A further development appears in "OralGPT-Plus: Learning to Use Visual Tools via Reinforcement Learning for Panoramic X-ray Analysis," which introduces MMOral-X as the first benchmark for comprehensive diagnosis from a single panoramic radiograph (Fan et al., 6 Mar 2026). MMOral-X contains 300 open-ended question-answer pairs and 686 bounding boxes, and it is explicitly contrasted with MMOral-OPG: MMOral-OPG focuses on localized, lesion-specific queries, whereas MMOral-X targets whole-image holistic diagnosis. The benchmark covers disease classification, grounding, tooth-level assessments, regional evaluations, abnormality flags, and recognition of clinically relevant non-pathological findings such as orthodontic appliances, restorations, and surgical devices. It is also stratified into Simple, Moderate, and Complex subsets, each with 100 images.

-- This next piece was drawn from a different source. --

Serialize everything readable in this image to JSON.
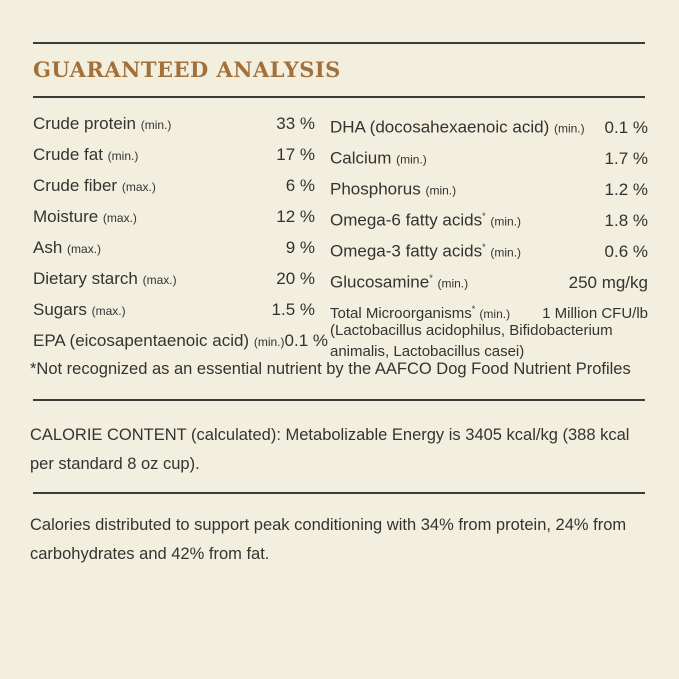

This progression indicates a clear trajectory in the MMOral line of research. The original work emphasizes domain-specific instruction tuning and benchmark construction for panoramic VQA and reporting; the later benchmark family adds unified multimodality, explicit reasoning supervision, and eventually agentic, symmetry-aware, tool-using diagnosis (Hao et al., 11 Sep 2025, Hao et al., 27 Nov 2025, Fan et al., 6 Mar 2026). A plausible implication is that MMOral has evolved from a panoramic dental dataset into a naming convention for a broader suite of dental multimodal evaluation problems.

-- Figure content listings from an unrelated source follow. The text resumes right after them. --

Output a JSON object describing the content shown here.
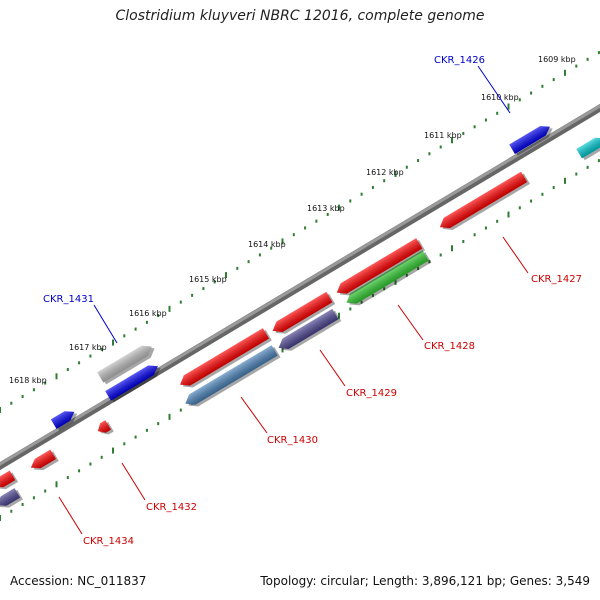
{
  "title": "Clostridium kluyveri NBRC 12016, complete genome",
  "accession": "Accession: NC_011837",
  "topology": "Topology: circular; Length: 3,896,121 bp; Genes: 3,549",
  "scale_ticks": [
    "1609 kbp",
    "1610 kbp",
    "1611 kbp",
    "1612 kbp",
    "1613 kbp",
    "1614 kbp",
    "1615 kbp",
    "1616 kbp",
    "1617 kbp",
    "1618 kbp"
  ],
  "gene_labels": [
    {
      "name": "CKR_1426",
      "strand": "forward",
      "color": "#0000cc"
    },
    {
      "name": "CKR_1427",
      "strand": "reverse",
      "color": "#cc0000"
    },
    {
      "name": "CKR_1428",
      "strand": "reverse",
      "color": "#cc0000"
    },
    {
      "name": "CKR_1429",
      "strand": "reverse",
      "color": "#cc0000"
    },
    {
      "name": "CKR_1430",
      "strand": "reverse",
      "color": "#cc0000"
    },
    {
      "name": "CKR_1431",
      "strand": "forward",
      "color": "#0000cc"
    },
    {
      "name": "CKR_1432",
      "strand": "reverse",
      "color": "#cc0000"
    },
    {
      "name": "CKR_1434",
      "strand": "reverse",
      "color": "#cc0000"
    }
  ],
  "colors": {
    "backbone": "#808080",
    "gene_red": "#ff0000",
    "gene_blue": "#0000ee",
    "gene_green": "#33cc33",
    "gene_purple": "#4b4490",
    "gene_steelblue": "#4a82b8",
    "gene_grey": "#bdbdbd",
    "gene_cyan": "#00c8d0",
    "tick_green": "#2e7d32"
  }
}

6. Limitations, methodological issues, and significance

The original MMOral paper identifies limited imaging-modality diversity as a primary constraint because the dataset focuses on panoramic X-rays rather than the full spectrum of oral imaging (Hao et al., 11 Sep 2025). The authors explicitly state that future work should expand to periapical X-rays, intraoral photographs, cephalometric radiographs, CBCT, and MRI. They also acknowledge that the labels come from public datasets without independent third-party validation, even though they attempt to reduce noise through overlapping specialist models, post-processing, and report refinement.

Later MMOral-family papers retain related methodological tensions. MMOral-Uni and MMOral-X both adopt LLM-as-judge evaluation for open-ended scoring, using GPT-5-mini and emphasizing synonym tolerance, clinically equivalent wording, and graded correctness rather than exact match (Hao et al., 27 Nov 2025, Fan et al., 6 Mar 2026). Those papers report stability analyses and dentist-comparison experiments to justify the approach, but they also acknowledge randomness and subjective variability in LLM-based judging. This means that MMOral-style evaluation is not a simple deterministic metric pipeline; it is an attempt to balance clinical-semantic fidelity with the practical need to score open-ended radiological reasoning.

From a research perspective, MMOral is significant because it exposes a gap between general medical multimodal performance and dental-specific competence. The original benchmark shows that panoramic radiograph interpretation is difficult for even the strongest LVLMs tested, and the later benchmarks show that difficulty increases further when the task shifts from localized questioning to unified multimodal dentistry or holistic panoramic diagnosis (Hao et al., 11 Sep 2025, Hao et al., 27 Nov 2025, Fan et al., 6 Mar 2026). This suggests that transfer from generic medical benchmarks is insufficient for oral radiology.

The broader significance of MMOral lies in how it operationalizes clinically grounded dental AI. It ties together instruction following, report generation, VQA, dialogue, benchmark construction, and later reasoning-oriented and agentic extensions. In that sense, MMOral functions both as a resource and as a research program: dental multimodal systems should be trained on dental-specific data, evaluated on dental-specific reasoning tasks, and judged not only by generic multimodal fluency but by their ability to support clinically meaningful interpretation of oral imaging (Hao et al., 11 Sep 2025).